What does the company do to stay on the cutting edge of Innovation?
Tech is an ever-changing industry. New developments are ever on the horizon, and if you’ve chosen this field, you’ll likely be motivated to stay abreast of the latest innovations. Does the company host hackathons? Do they routinely send employees for conferences and seminars? Does the management encourage ideas from the ground?
How has the position evolved, and how might the responsibilities change moving forward?
It will be helpful to know if you’re stepping into an established position with clearly defined responsibilities, or if you’ll be expected to deal with developments as they happen. Is there a larger goal? Are there plans for you to take on a major project moving forward?
Getting an idea of the history of the position will help you to understand how far the company has come and where it’s headed. It will also show your interviewer that you’re in it for the long haul.

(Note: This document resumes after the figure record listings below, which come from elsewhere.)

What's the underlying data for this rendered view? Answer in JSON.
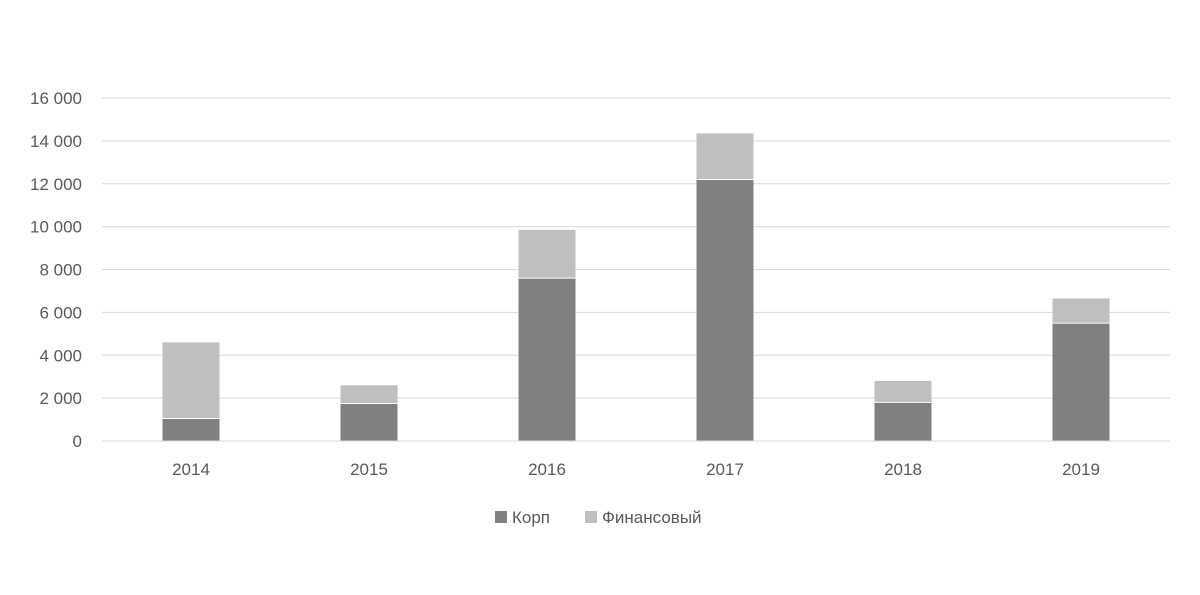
{
  "chart_data": {
    "type": "bar",
    "stacked": true,
    "categories": [
      "2014",
      "2015",
      "2016",
      "2017",
      "2018",
      "2019"
    ],
    "series": [
      {
        "name": "Корп",
        "color": "#808080",
        "values": [
          1050,
          1750,
          7600,
          12200,
          1800,
          5500
        ]
      },
      {
        "name": "Финансовый",
        "color": "#bfbfbf",
        "values": [
          3550,
          850,
          2250,
          2150,
          1000,
          1150
        ]
      }
    ],
    "ylim": [
      0,
      16000
    ],
    "yticks": [
      0,
      2000,
      4000,
      6000,
      8000,
      10000,
      12000,
      14000,
      16000
    ],
    "ytick_labels": [
      "0",
      "2 000",
      "4 000",
      "6 000",
      "8 000",
      "10 000",
      "12 000",
      "14 000",
      "16 000"
    ],
    "grid": true,
    "legend_position": "bottom-center",
    "title": "",
    "xlabel": "",
    "ylabel": ""
  }
}
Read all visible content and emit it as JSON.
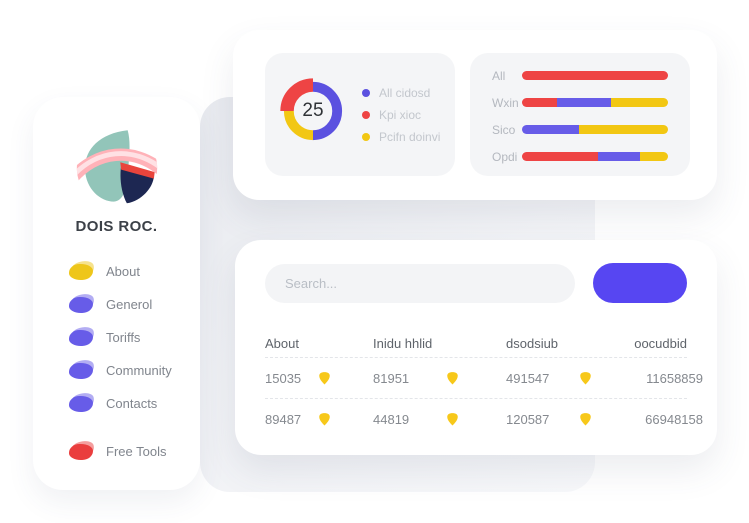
{
  "colors": {
    "primary_purple": "#5b51e0",
    "menu_purple": "#675ce8",
    "button_blue": "#5746f2",
    "red": "#ee4444",
    "yellow": "#f2c713",
    "badge_yellow": "#f7c81a",
    "panel_bg": "#edeff3",
    "subcard_bg": "#f4f5f7",
    "logo_teal": "#92c5b9",
    "logo_navy": "#1d2752",
    "logo_red": "#e9443c",
    "logo_pink": "#ffb2b8",
    "logo_pink_light": "#ffe1e4"
  },
  "sidebar": {
    "title": "DOIS ROC.",
    "items": [
      {
        "label": "About",
        "color": "yellow"
      },
      {
        "label": "Generol",
        "color": "purple"
      },
      {
        "label": "Toriffs",
        "color": "purple"
      },
      {
        "label": "Community",
        "color": "purple"
      },
      {
        "label": "Contacts",
        "color": "purple"
      },
      {
        "label": "Free Tools",
        "color": "red"
      }
    ]
  },
  "search": {
    "placeholder": "Search..."
  },
  "table": {
    "columns": [
      "About",
      "Inidu hhlid",
      "dsodsiub",
      "oocudbid"
    ],
    "rows": [
      [
        "15035",
        "81951",
        "491547",
        "11658859"
      ],
      [
        "89487",
        "44819",
        "120587",
        "66948158"
      ]
    ],
    "badge_columns": [
      0,
      1,
      2
    ]
  },
  "chart_data": [
    {
      "type": "pie",
      "subtype": "donut",
      "center_value": "25",
      "slices": [
        {
          "label": "All cidosd",
          "value": 50,
          "color": "#5b51e0"
        },
        {
          "label": "Kpi xioc",
          "value": 25,
          "color": "#ee4444",
          "emphasis": true
        },
        {
          "label": "Pcifn doinvi",
          "value": 25,
          "color": "#f2c713"
        }
      ],
      "draw_order": [
        0,
        2,
        1
      ],
      "start_angle_deg": 0,
      "legend_position": "right"
    },
    {
      "type": "bar",
      "orientation": "horizontal",
      "stacked": true,
      "unit": "percent",
      "categories": [
        "All",
        "Wxin",
        "Sico",
        "Opdi"
      ],
      "series": [
        {
          "name": "Kpi xioc",
          "color": "#ee4444",
          "values": [
            100,
            24,
            0,
            52
          ]
        },
        {
          "name": "All cidosd",
          "color": "#675ce8",
          "values": [
            0,
            37,
            39,
            29
          ]
        },
        {
          "name": "Pcifn doinvi",
          "color": "#f2c713",
          "values": [
            0,
            39,
            61,
            19
          ]
        }
      ]
    }
  ]
}
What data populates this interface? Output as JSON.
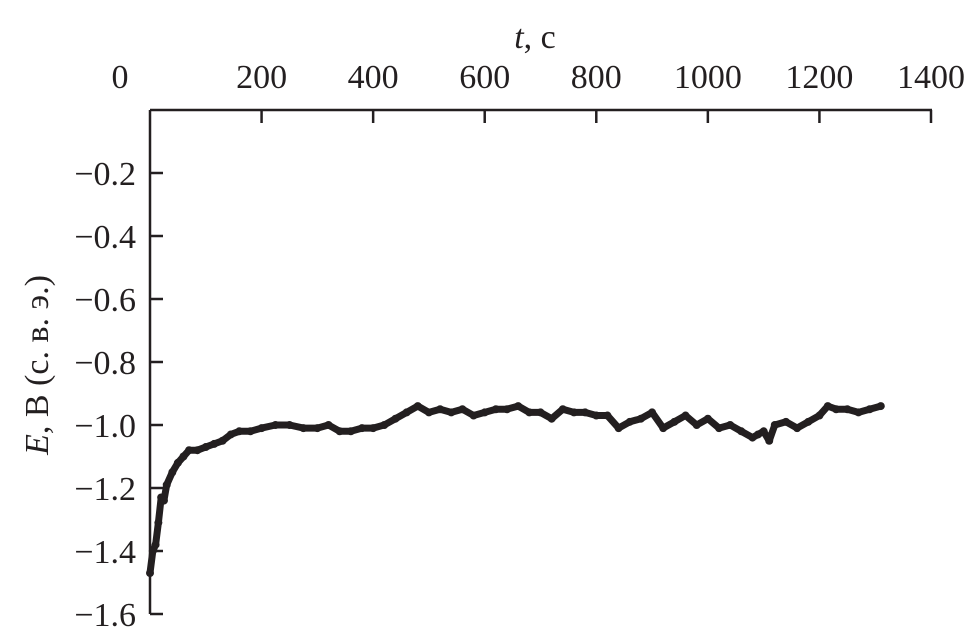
{
  "chart_data": {
    "type": "line",
    "xlabel": "t, с",
    "xlabel_italic_part": "t",
    "xlabel_rest": ", с",
    "ylabel": "E, В (с. в. э.)",
    "ylabel_italic_part": "E",
    "ylabel_rest": ", В (с. в. э.)",
    "xlim": [
      0,
      1400
    ],
    "ylim": [
      -1.6,
      0
    ],
    "x_axis_position": "top",
    "x_ticks": [
      0,
      200,
      400,
      600,
      800,
      1000,
      1200,
      1400
    ],
    "x_tick_labels": [
      "0",
      "200",
      "400",
      "600",
      "800",
      "1000",
      "1200",
      "1400"
    ],
    "y_ticks": [
      -0.2,
      -0.4,
      -0.6,
      -0.8,
      -1.0,
      -1.2,
      -1.4,
      -1.6
    ],
    "y_tick_labels": [
      "−0.2",
      "−0.4",
      "−0.6",
      "−0.8",
      "−1.0",
      "−1.2",
      "−1.4",
      "−1.6"
    ],
    "grid": false,
    "line_color": "#231f20",
    "x": [
      0,
      5,
      10,
      15,
      20,
      25,
      30,
      40,
      50,
      60,
      70,
      85,
      100,
      115,
      130,
      145,
      160,
      180,
      200,
      225,
      250,
      275,
      300,
      320,
      340,
      360,
      380,
      400,
      420,
      440,
      460,
      480,
      500,
      520,
      540,
      560,
      580,
      600,
      620,
      640,
      660,
      680,
      700,
      720,
      740,
      760,
      780,
      800,
      820,
      840,
      860,
      880,
      900,
      920,
      940,
      960,
      980,
      1000,
      1020,
      1040,
      1060,
      1080,
      1090,
      1100,
      1110,
      1120,
      1140,
      1160,
      1180,
      1200,
      1215,
      1230,
      1250,
      1270,
      1290,
      1310
    ],
    "y": [
      -1.47,
      -1.4,
      -1.38,
      -1.31,
      -1.23,
      -1.24,
      -1.19,
      -1.15,
      -1.12,
      -1.1,
      -1.08,
      -1.08,
      -1.07,
      -1.06,
      -1.05,
      -1.03,
      -1.02,
      -1.02,
      -1.01,
      -1.0,
      -1.0,
      -1.01,
      -1.01,
      -1.0,
      -1.02,
      -1.02,
      -1.01,
      -1.01,
      -1.0,
      -0.98,
      -0.96,
      -0.94,
      -0.96,
      -0.95,
      -0.96,
      -0.95,
      -0.97,
      -0.96,
      -0.95,
      -0.95,
      -0.94,
      -0.96,
      -0.96,
      -0.98,
      -0.95,
      -0.96,
      -0.96,
      -0.97,
      -0.97,
      -1.01,
      -0.99,
      -0.98,
      -0.96,
      -1.01,
      -0.99,
      -0.97,
      -1.0,
      -0.98,
      -1.01,
      -1.0,
      -1.02,
      -1.04,
      -1.03,
      -1.02,
      -1.05,
      -1.0,
      -0.99,
      -1.01,
      -0.99,
      -0.97,
      -0.94,
      -0.95,
      -0.95,
      -0.96,
      -0.95,
      -0.94
    ]
  }
}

What are the training and upskilling opportunities provided?
Any job expects a degree of initiative from an employer when it comes to keeping current with the field, but if you’re someone who’s looking to push yourself further you might want to ask about the company’s budget for training. Do they regularly send employees on courses? Will they give you opportunities to learn about new software? If you’re not quite familiar with a platform the company is looking to use, will they provide you with the relevant training? When it comes to career development, your future employer’s attitude towards training is as important as your own.
What soft skills would you need to be successful in this role?
You’ve read through the job description, you know you have the qualifications, and you have a good idea of the roles and responsibilities that are required of you. But what is the company looking for exactly? Do they need a leader, someone compassionate and people-oriented who can drive a team? Are they looking for a good team player? Do they need someone who can handle multiple deadlines with ease and efficiency? Are they looking for someone who can hold their own at a conference table? Asking these questions early shows you’re aware that the position is more than simple technicalities, and it may give you the opportunity to assure your interviewer that you’re a good fit.
What is the company working towards at the moment? What are its long-term goals, and how will further technological advancements affect the company?
If (and hopefully when) a job offer is made, you’ll want to know what your prospects are for the future. In the world of tech, things have a tendency to become obsolete very quickly, so don’t be shy to ask the interviewer about who the company’s major clients are, and what exciting new projects they’re working on. Particularly if you’re joining a start-up, you want to be sure that they can offer what you’re looking for, be it an exciting stint or a long-term career.
What do your current employees enjoy the most about working for you?
Perhaps most important of all, you want to be sure that you’ll be joining a company that has a good track record with its current staff. Your interviewer will likely be someone who has a managerial role. If they can answer this question enthusiastically, you can be sure they’ve got an ear to the ground, and that they take employee satisfaction very seriously. If you’re lucky enough to find yourself fielding multiple job offers, your decision may very well come down to how your future company values you as an employee.